El estadounidense que llega, el padre que mira todo pero no invade, la madre que apoya y comprende, todas aquellas figuras han sido ya representadas. El personaje de Elio me hace pensar en los mejores cuentos caribeños de García Márquez, en esos hombres de pieles bronceadas, semidioses locales de familias respetadas: muy cultos, muy preparados, en la urgencia de resolver las pasiones adolescentes, atendiendo al fuego del cuerpo.
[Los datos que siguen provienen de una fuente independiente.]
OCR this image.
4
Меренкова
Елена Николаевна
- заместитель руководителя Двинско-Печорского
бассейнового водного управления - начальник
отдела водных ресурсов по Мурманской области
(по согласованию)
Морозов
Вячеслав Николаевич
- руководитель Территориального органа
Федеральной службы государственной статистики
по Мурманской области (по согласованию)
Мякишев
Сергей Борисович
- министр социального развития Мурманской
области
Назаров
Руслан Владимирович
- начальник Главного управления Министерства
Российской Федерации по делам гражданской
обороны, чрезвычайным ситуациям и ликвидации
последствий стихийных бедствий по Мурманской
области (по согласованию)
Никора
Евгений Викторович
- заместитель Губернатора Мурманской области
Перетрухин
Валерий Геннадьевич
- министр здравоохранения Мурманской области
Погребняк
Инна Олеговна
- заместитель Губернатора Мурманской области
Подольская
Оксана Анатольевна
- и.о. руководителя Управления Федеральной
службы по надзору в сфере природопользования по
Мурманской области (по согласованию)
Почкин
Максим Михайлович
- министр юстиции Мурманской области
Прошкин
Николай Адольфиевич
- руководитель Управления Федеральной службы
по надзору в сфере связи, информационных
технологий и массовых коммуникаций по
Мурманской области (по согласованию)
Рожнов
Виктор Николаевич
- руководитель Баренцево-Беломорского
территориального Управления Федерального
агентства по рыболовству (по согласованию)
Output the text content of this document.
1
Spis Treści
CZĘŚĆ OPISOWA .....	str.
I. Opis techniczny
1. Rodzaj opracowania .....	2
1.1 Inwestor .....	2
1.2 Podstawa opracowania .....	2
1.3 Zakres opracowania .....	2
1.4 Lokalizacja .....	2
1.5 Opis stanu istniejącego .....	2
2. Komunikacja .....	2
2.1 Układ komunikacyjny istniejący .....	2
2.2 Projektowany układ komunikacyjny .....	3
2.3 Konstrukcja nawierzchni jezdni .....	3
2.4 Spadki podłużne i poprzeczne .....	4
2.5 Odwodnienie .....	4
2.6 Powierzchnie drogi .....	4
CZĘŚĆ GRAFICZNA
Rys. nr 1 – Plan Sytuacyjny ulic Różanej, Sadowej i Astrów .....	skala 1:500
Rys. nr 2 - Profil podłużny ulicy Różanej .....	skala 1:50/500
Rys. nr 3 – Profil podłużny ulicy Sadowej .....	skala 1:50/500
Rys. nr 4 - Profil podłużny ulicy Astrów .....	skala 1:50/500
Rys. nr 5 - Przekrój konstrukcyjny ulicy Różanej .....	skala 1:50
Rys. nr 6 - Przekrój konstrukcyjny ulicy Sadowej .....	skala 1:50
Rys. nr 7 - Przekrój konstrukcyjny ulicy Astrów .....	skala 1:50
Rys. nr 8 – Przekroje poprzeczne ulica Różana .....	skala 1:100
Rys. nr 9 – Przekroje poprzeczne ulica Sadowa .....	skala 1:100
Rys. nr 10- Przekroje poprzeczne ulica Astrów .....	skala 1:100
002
Luca Guadagnino establece la magia con el magnífico esfuerzo compositivo de su cámara. La bellísima escena de la nieve cayendo en el norte de Italia, de haber seguido, podría haberse convertido en la más hermosa de las películas interminables. El filme presenta un amor homosexual en 1983 y por eso la contención es parte de la trama y por eso el desenlace. Es verosímil que en ese año las relaciones entre dos amantes del mismo sexo se desenvolvieran aún con reserva, con presunción de pecado.
Sin embargo, pudo haber sido cualquier otro impedimento (adulterio, bigamia, incesto, etc) porque no es lo prohibido lo que hace a esta película memorable. Su singularidad resulta más bien de la combinación de un guión bien estructurado y la cinematografía muy cuidada, que persevera en el elemento poético, con la liviana maestría del joven actor norteamericano Timotheé Chalamet, el más joven de los nominados para un Oscar desde 1939.